La bambina raddrizzò le spalle, alzando il mento, assumendo una posizione fiera, mentre le mostrava il suo bottino. Dalle ampie tasche della sua veste marrone, aveva tirato fuori qualche luccicante gioiello colorato e un pezzo di stoffa pregiata.

«E quante volte hai rischiato di farti scoprire?» le domandò Lilith, facendo sì che l'espressione della bambina si imbronciasse. Nello smorzare l'entusiasmo era la migliore.

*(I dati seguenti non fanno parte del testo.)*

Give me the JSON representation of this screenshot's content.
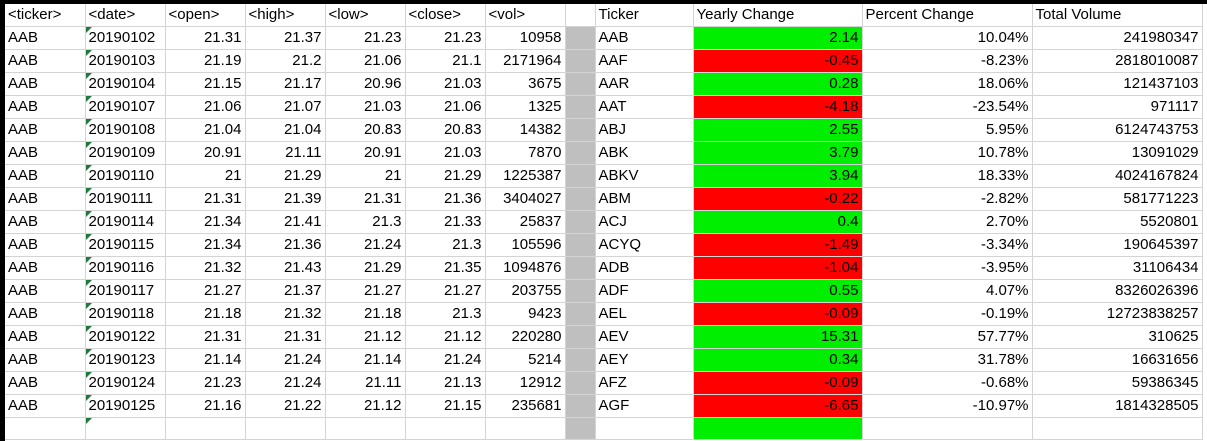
{
  "colors": {
    "positive_fill": "#00ee00",
    "negative_fill": "#ff0000",
    "separator_fill": "#bfbfbf",
    "gridline": "#d4d4d4",
    "date_indicator": "#1e7a3a"
  },
  "raw_headers": [
    "<ticker>",
    "<date>",
    "<open>",
    "<high>",
    "<low>",
    "<close>",
    "<vol>"
  ],
  "raw_rows": [
    [
      "AAB",
      "20190102",
      "21.31",
      "21.37",
      "21.23",
      "21.23",
      "10958"
    ],
    [
      "AAB",
      "20190103",
      "21.19",
      "21.2",
      "21.06",
      "21.1",
      "2171964"
    ],
    [
      "AAB",
      "20190104",
      "21.15",
      "21.17",
      "20.96",
      "21.03",
      "3675"
    ],
    [
      "AAB",
      "20190107",
      "21.06",
      "21.07",
      "21.03",
      "21.06",
      "1325"
    ],
    [
      "AAB",
      "20190108",
      "21.04",
      "21.04",
      "20.83",
      "20.83",
      "14382"
    ],
    [
      "AAB",
      "20190109",
      "20.91",
      "21.11",
      "20.91",
      "21.03",
      "7870"
    ],
    [
      "AAB",
      "20190110",
      "21",
      "21.29",
      "21",
      "21.29",
      "1225387"
    ],
    [
      "AAB",
      "20190111",
      "21.31",
      "21.39",
      "21.31",
      "21.36",
      "3404027"
    ],
    [
      "AAB",
      "20190114",
      "21.34",
      "21.41",
      "21.3",
      "21.33",
      "25837"
    ],
    [
      "AAB",
      "20190115",
      "21.34",
      "21.36",
      "21.24",
      "21.3",
      "105596"
    ],
    [
      "AAB",
      "20190116",
      "21.32",
      "21.43",
      "21.29",
      "21.35",
      "1094876"
    ],
    [
      "AAB",
      "20190117",
      "21.27",
      "21.37",
      "21.27",
      "21.27",
      "203755"
    ],
    [
      "AAB",
      "20190118",
      "21.18",
      "21.32",
      "21.18",
      "21.3",
      "9423"
    ],
    [
      "AAB",
      "20190122",
      "21.31",
      "21.31",
      "21.12",
      "21.12",
      "220280"
    ],
    [
      "AAB",
      "20190123",
      "21.14",
      "21.24",
      "21.14",
      "21.24",
      "5214"
    ],
    [
      "AAB",
      "20190124",
      "21.23",
      "21.24",
      "21.11",
      "21.13",
      "12912"
    ],
    [
      "AAB",
      "20190125",
      "21.16",
      "21.22",
      "21.12",
      "21.15",
      "235681"
    ]
  ],
  "summary_headers": [
    "Ticker",
    "Yearly Change",
    "Percent Change",
    "Total Volume"
  ],
  "summary_rows": [
    {
      "ticker": "AAB",
      "change": "2.14",
      "percent": "10.04%",
      "volume": "241980347",
      "sign": "positive"
    },
    {
      "ticker": "AAF",
      "change": "-0.45",
      "percent": "-8.23%",
      "volume": "2818010087",
      "sign": "negative"
    },
    {
      "ticker": "AAR",
      "change": "0.28",
      "percent": "18.06%",
      "volume": "121437103",
      "sign": "positive"
    },
    {
      "ticker": "AAT",
      "change": "-4.18",
      "percent": "-23.54%",
      "volume": "971117",
      "sign": "negative"
    },
    {
      "ticker": "ABJ",
      "change": "2.55",
      "percent": "5.95%",
      "volume": "6124743753",
      "sign": "positive"
    },
    {
      "ticker": "ABK",
      "change": "3.79",
      "percent": "10.78%",
      "volume": "13091029",
      "sign": "positive"
    },
    {
      "ticker": "ABKV",
      "change": "3.94",
      "percent": "18.33%",
      "volume": "4024167824",
      "sign": "positive"
    },
    {
      "ticker": "ABM",
      "change": "-0.22",
      "percent": "-2.82%",
      "volume": "581771223",
      "sign": "negative"
    },
    {
      "ticker": "ACJ",
      "change": "0.4",
      "percent": "2.70%",
      "volume": "5520801",
      "sign": "positive"
    },
    {
      "ticker": "ACYQ",
      "change": "-1.49",
      "percent": "-3.34%",
      "volume": "190645397",
      "sign": "negative"
    },
    {
      "ticker": "ADB",
      "change": "-1.04",
      "percent": "-3.95%",
      "volume": "31106434",
      "sign": "negative"
    },
    {
      "ticker": "ADF",
      "change": "0.55",
      "percent": "4.07%",
      "volume": "8326026396",
      "sign": "positive"
    },
    {
      "ticker": "AEL",
      "change": "-0.09",
      "percent": "-0.19%",
      "volume": "12723838257",
      "sign": "negative"
    },
    {
      "ticker": "AEV",
      "change": "15.31",
      "percent": "57.77%",
      "volume": "310625",
      "sign": "positive"
    },
    {
      "ticker": "AEY",
      "change": "0.34",
      "percent": "31.78%",
      "volume": "16631656",
      "sign": "positive"
    },
    {
      "ticker": "AFZ",
      "change": "-0.09",
      "percent": "-0.68%",
      "volume": "59386345",
      "sign": "negative"
    },
    {
      "ticker": "AGF",
      "change": "-6.65",
      "percent": "-10.97%",
      "volume": "1814328505",
      "sign": "negative"
    }
  ],
  "partial_row_sign": "positive"
}
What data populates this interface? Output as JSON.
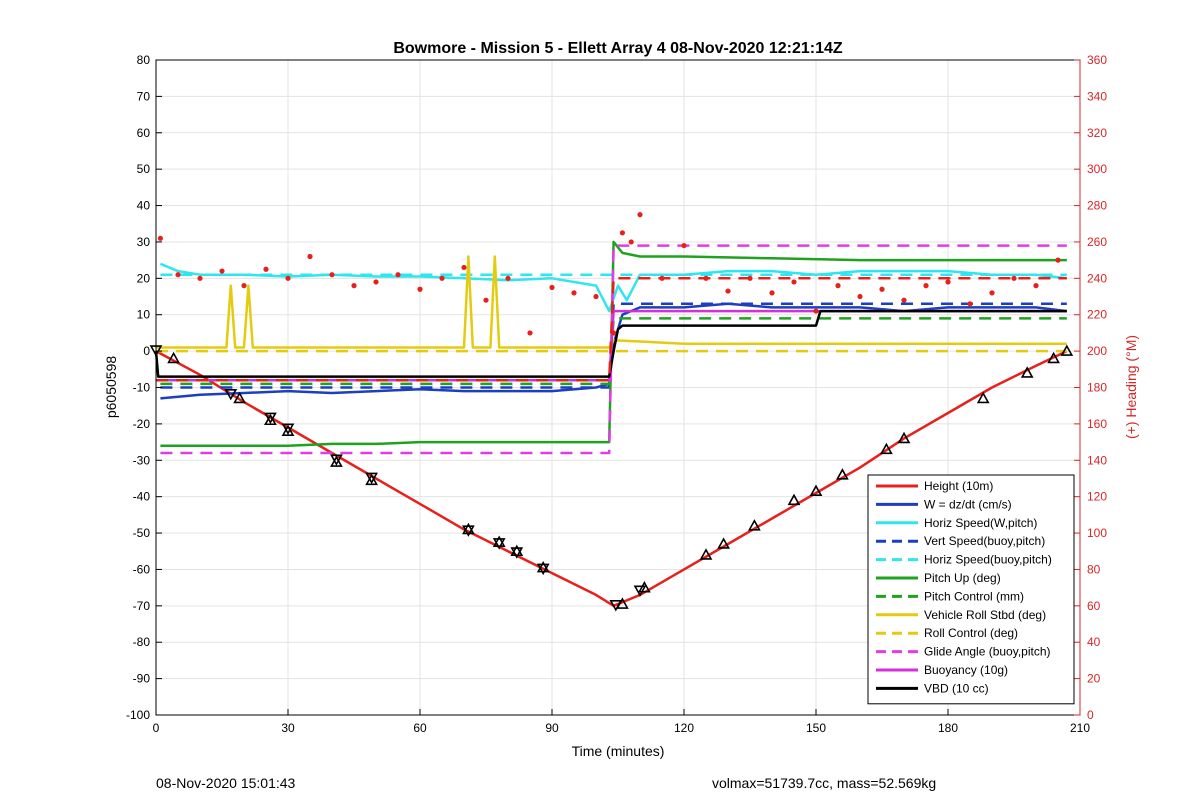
{
  "chart_data": {
    "type": "line",
    "title": "Bowmore - Mission 5 - Ellett Array 4 08-Nov-2020 12:21:14Z",
    "xlabel": "Time (minutes)",
    "ylabel": "p6050598",
    "y2label": "(+) Heading (°M)",
    "xlim": [
      0,
      210
    ],
    "ylim": [
      -100,
      80
    ],
    "y2lim": [
      0,
      360
    ],
    "xticks": [
      0,
      30,
      60,
      90,
      120,
      150,
      180,
      210
    ],
    "yticks": [
      80,
      70,
      60,
      50,
      40,
      30,
      20,
      10,
      0,
      -10,
      -20,
      -30,
      -40,
      -50,
      -60,
      -70,
      -80,
      -90,
      -100
    ],
    "y2ticks": [
      360,
      340,
      320,
      300,
      280,
      260,
      240,
      220,
      200,
      180,
      160,
      140,
      120,
      100,
      80,
      60,
      40,
      20,
      0
    ],
    "grid": true,
    "legend_position": "bottom-right",
    "colors": {
      "axis2": "#d62728",
      "footer": "#000000"
    },
    "series": [
      {
        "name": "Height (10m)",
        "color": "#e8201c",
        "style": "solid",
        "x": [
          0,
          10,
          20,
          30,
          40,
          50,
          60,
          70,
          80,
          90,
          100,
          104,
          106,
          110,
          120,
          130,
          140,
          150,
          160,
          170,
          180,
          190,
          200,
          207
        ],
        "y": [
          0,
          -6.5,
          -14,
          -21,
          -28,
          -35,
          -42,
          -49,
          -55,
          -61,
          -67,
          -70,
          -69,
          -67,
          -60,
          -53,
          -46,
          -39,
          -32,
          -24,
          -17,
          -10,
          -4,
          0
        ]
      },
      {
        "name": "W = dz/dt (cm/s)",
        "color": "#1c3fc2",
        "style": "solid",
        "x": [
          1,
          10,
          20,
          30,
          40,
          50,
          60,
          70,
          80,
          90,
          100,
          103,
          104,
          106,
          110,
          120,
          130,
          140,
          150,
          160,
          170,
          180,
          190,
          200,
          207
        ],
        "y": [
          -13,
          -12,
          -11.5,
          -11,
          -11.5,
          -11,
          -10.5,
          -11,
          -11,
          -11,
          -10,
          -9,
          2,
          10,
          12,
          12,
          13,
          12,
          12,
          12,
          11,
          12,
          12,
          12,
          11
        ]
      },
      {
        "name": "Horiz Speed(W,pitch)",
        "color": "#2ee6ef",
        "style": "solid",
        "x": [
          1,
          5,
          10,
          20,
          30,
          40,
          50,
          60,
          70,
          80,
          90,
          100,
          103,
          105,
          107,
          110,
          120,
          130,
          140,
          150,
          160,
          170,
          180,
          190,
          200,
          207
        ],
        "y": [
          24,
          22,
          21,
          21,
          20.5,
          21,
          20.5,
          20.5,
          20,
          19.5,
          20,
          18,
          11,
          18,
          14,
          21,
          21,
          22,
          22,
          21,
          22,
          22,
          22,
          21,
          21,
          20
        ]
      },
      {
        "name": "Vert Speed(buoy,pitch)",
        "color": "#1c3fc2",
        "style": "dash",
        "x": [
          1,
          103,
          104,
          207
        ],
        "y": [
          -10,
          -10,
          13,
          13
        ]
      },
      {
        "name": "Horiz Speed(buoy,pitch)",
        "color": "#2ee6ef",
        "style": "dash",
        "x": [
          1,
          103,
          104,
          207
        ],
        "y": [
          21,
          21,
          21,
          21
        ]
      },
      {
        "name": "Pitch Up (deg)",
        "color": "#1fa31f",
        "style": "solid",
        "x": [
          1,
          10,
          20,
          30,
          40,
          50,
          60,
          70,
          80,
          90,
          100,
          103,
          104,
          106,
          110,
          120,
          140,
          160,
          180,
          200,
          207
        ],
        "y": [
          -26,
          -26,
          -26,
          -26,
          -25.5,
          -25.5,
          -25,
          -25,
          -25,
          -25,
          -25,
          -25,
          30,
          27,
          26,
          26,
          25.5,
          25,
          25,
          25,
          25
        ]
      },
      {
        "name": "Pitch Control (mm)",
        "color": "#1fa31f",
        "style": "dash",
        "x": [
          1,
          103,
          104,
          207
        ],
        "y": [
          -9,
          -9,
          9,
          9
        ]
      },
      {
        "name": "Vehicle Roll Stbd (deg)",
        "color": "#e3cc10",
        "style": "solid",
        "x": [
          0,
          16,
          17,
          18,
          20,
          21,
          22,
          30,
          70,
          71,
          72,
          76,
          77,
          78,
          103,
          104,
          120,
          150,
          180,
          207
        ],
        "y": [
          1,
          1,
          18,
          1,
          1,
          18,
          1,
          1,
          1,
          26,
          1,
          1,
          26,
          1,
          1,
          3,
          2,
          2,
          2,
          2
        ]
      },
      {
        "name": "Roll Control (deg)",
        "color": "#e3cc10",
        "style": "dash",
        "x": [
          0,
          103,
          104,
          207
        ],
        "y": [
          0,
          0,
          0,
          0
        ]
      },
      {
        "name": "Glide Angle (buoy,pitch)",
        "color": "#e23ce6",
        "style": "dash",
        "x": [
          1,
          103,
          104,
          207
        ],
        "y": [
          -28,
          -28,
          29,
          29
        ]
      },
      {
        "name": "Buoyancy (10g)",
        "color": "#d42fd8",
        "style": "solid",
        "x": [
          1,
          103,
          104,
          207
        ],
        "y": [
          -8,
          -8,
          11,
          11
        ]
      },
      {
        "name": "VBD (10 cc)",
        "color": "#000000",
        "style": "solid",
        "x": [
          0,
          0.5,
          103,
          104,
          105,
          106,
          110,
          150,
          151,
          200,
          207
        ],
        "y": [
          0,
          -7,
          -7,
          0,
          6,
          7,
          7,
          7,
          11,
          11,
          11
        ]
      },
      {
        "name": "",
        "color": "#e8201c",
        "style": "dash",
        "axis": "y2",
        "x": [
          0,
          103,
          104,
          207
        ],
        "y": [
          184,
          184,
          240,
          240
        ]
      },
      {
        "name": "",
        "color": "#e8201c",
        "style": "dots",
        "axis": "y2",
        "x": [
          1,
          5,
          10,
          15,
          20,
          25,
          30,
          35,
          40,
          45,
          50,
          55,
          60,
          65,
          70,
          75,
          80,
          85,
          90,
          95,
          100,
          104,
          106,
          108,
          110,
          115,
          120,
          125,
          130,
          135,
          140,
          145,
          150,
          155,
          160,
          165,
          170,
          175,
          180,
          185,
          190,
          195,
          200,
          205
        ],
        "y": [
          262,
          242,
          240,
          244,
          236,
          245,
          240,
          252,
          242,
          236,
          238,
          242,
          234,
          240,
          246,
          228,
          240,
          210,
          235,
          232,
          230,
          210,
          265,
          260,
          275,
          240,
          258,
          240,
          233,
          240,
          232,
          238,
          222,
          236,
          230,
          234,
          228,
          236,
          238,
          226,
          232,
          240,
          236,
          250
        ]
      }
    ],
    "markers": {
      "down": {
        "x": [
          0,
          17,
          26,
          30,
          41,
          49,
          71,
          78,
          82,
          88,
          104.5,
          110
        ],
        "y": [
          0,
          -12,
          -18.5,
          -21.5,
          -30,
          -35,
          -49.5,
          -53,
          -55.5,
          -60,
          -70,
          -66
        ]
      },
      "up": {
        "x": [
          4,
          19,
          26,
          30,
          41,
          49,
          71,
          78,
          82,
          88,
          106,
          111,
          125,
          129,
          136,
          145,
          150,
          156,
          166,
          170,
          188,
          198,
          204,
          207
        ],
        "y": [
          -2,
          -13,
          -19,
          -22,
          -30.5,
          -35.5,
          -49,
          -52.5,
          -55,
          -59.5,
          -69.5,
          -65,
          -56,
          -53,
          -48,
          -41,
          -38.5,
          -34,
          -27,
          -24,
          -13,
          -6,
          -2,
          0
        ]
      }
    }
  },
  "footer": {
    "timestamp": "08-Nov-2020 15:01:43",
    "stats": "volmax=51739.7cc, mass=52.569kg"
  }
}
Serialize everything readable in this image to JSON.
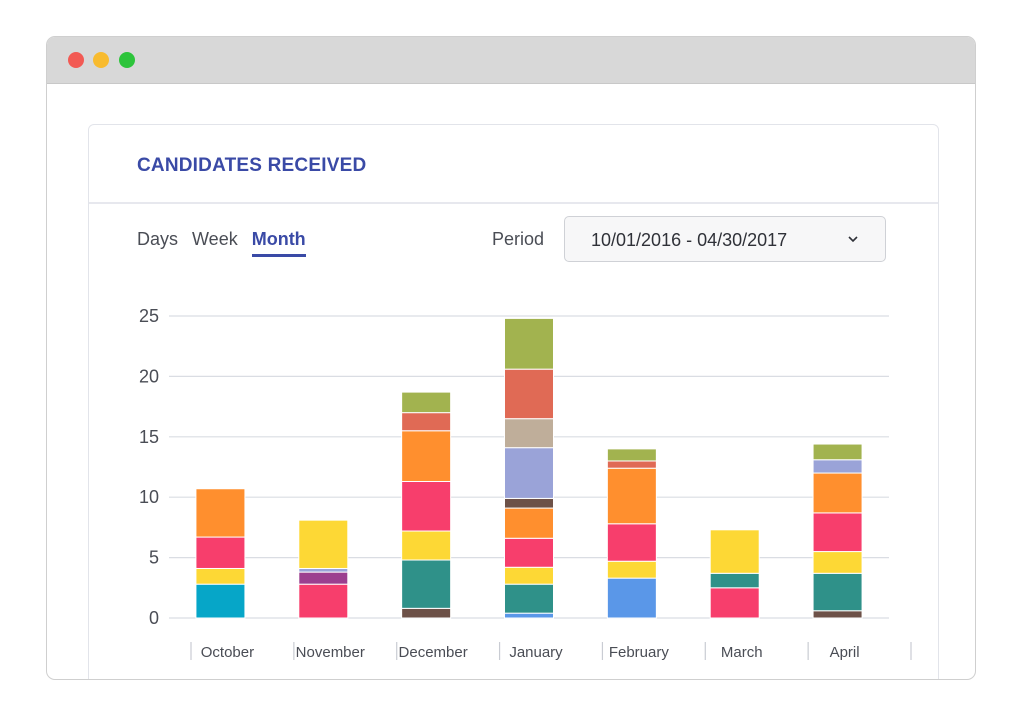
{
  "window": {
    "controls": [
      "close",
      "minimize",
      "maximize"
    ]
  },
  "card": {
    "title": "CANDIDATES RECEIVED"
  },
  "tabs": [
    {
      "label": "Days",
      "active": false
    },
    {
      "label": "Week",
      "active": false
    },
    {
      "label": "Month",
      "active": true
    }
  ],
  "period": {
    "label": "Period",
    "value": "10/01/2016 - 04/30/2017",
    "icon": "chevron-down-icon"
  },
  "chart_data": {
    "type": "bar",
    "stacked": true,
    "categories": [
      "October",
      "November",
      "December",
      "January",
      "February",
      "March",
      "April"
    ],
    "yticks": [
      0,
      5,
      10,
      15,
      20,
      25
    ],
    "ylim": [
      0,
      25
    ],
    "grid": true,
    "stacks": [
      [
        {
          "value": 2.8,
          "color": "#06a6c8"
        },
        {
          "value": 1.3,
          "color": "#fdd835"
        },
        {
          "value": 2.6,
          "color": "#f73e6c"
        },
        {
          "value": 4.0,
          "color": "#ff8f2e"
        }
      ],
      [
        {
          "value": 2.8,
          "color": "#f73e6c"
        },
        {
          "value": 1.0,
          "color": "#9c3f8f"
        },
        {
          "value": 0.3,
          "color": "#9aa3d8"
        },
        {
          "value": 4.0,
          "color": "#fdd835"
        }
      ],
      [
        {
          "value": 0.8,
          "color": "#6d5148"
        },
        {
          "value": 4.0,
          "color": "#2f9189"
        },
        {
          "value": 2.4,
          "color": "#fdd835"
        },
        {
          "value": 4.1,
          "color": "#f73e6c"
        },
        {
          "value": 4.2,
          "color": "#ff8f2e"
        },
        {
          "value": 1.5,
          "color": "#e06a55"
        },
        {
          "value": 1.7,
          "color": "#a2b34f"
        }
      ],
      [
        {
          "value": 0.4,
          "color": "#5a97e8"
        },
        {
          "value": 2.4,
          "color": "#2f9189"
        },
        {
          "value": 1.4,
          "color": "#fdd835"
        },
        {
          "value": 2.4,
          "color": "#f73e6c"
        },
        {
          "value": 2.5,
          "color": "#ff8f2e"
        },
        {
          "value": 0.8,
          "color": "#6d5148"
        },
        {
          "value": 4.2,
          "color": "#9aa3d8"
        },
        {
          "value": 2.4,
          "color": "#bfae9a"
        },
        {
          "value": 4.1,
          "color": "#e06a55"
        },
        {
          "value": 4.2,
          "color": "#a2b34f"
        }
      ],
      [
        {
          "value": 3.3,
          "color": "#5a97e8"
        },
        {
          "value": 1.4,
          "color": "#fdd835"
        },
        {
          "value": 3.1,
          "color": "#f73e6c"
        },
        {
          "value": 4.6,
          "color": "#ff8f2e"
        },
        {
          "value": 0.6,
          "color": "#e06a55"
        },
        {
          "value": 1.0,
          "color": "#a2b34f"
        }
      ],
      [
        {
          "value": 2.5,
          "color": "#f73e6c"
        },
        {
          "value": 1.2,
          "color": "#2f9189"
        },
        {
          "value": 3.6,
          "color": "#fdd835"
        }
      ],
      [
        {
          "value": 0.6,
          "color": "#6d5148"
        },
        {
          "value": 3.1,
          "color": "#2f9189"
        },
        {
          "value": 1.8,
          "color": "#fdd835"
        },
        {
          "value": 3.2,
          "color": "#f73e6c"
        },
        {
          "value": 3.3,
          "color": "#ff8f2e"
        },
        {
          "value": 1.1,
          "color": "#9aa3d8"
        },
        {
          "value": 1.3,
          "color": "#a2b34f"
        }
      ]
    ]
  }
}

«Solo dal commerciante di stoffe, ma sono riuscita a seminarlo» rispose, ritirando avidamente quel suo tesoro e salendo i gradini, sopra i quali la donna stava ancora seduta comodamente.

«Credi che una parte di quei gioielli potrebbero essere impiegati per comprarci del cibo o devo provvedere io, con i miei modi, a quello?» chiese poi la Dea, girando di poco la testa, così da osservare Elin con la coda dell'occhio.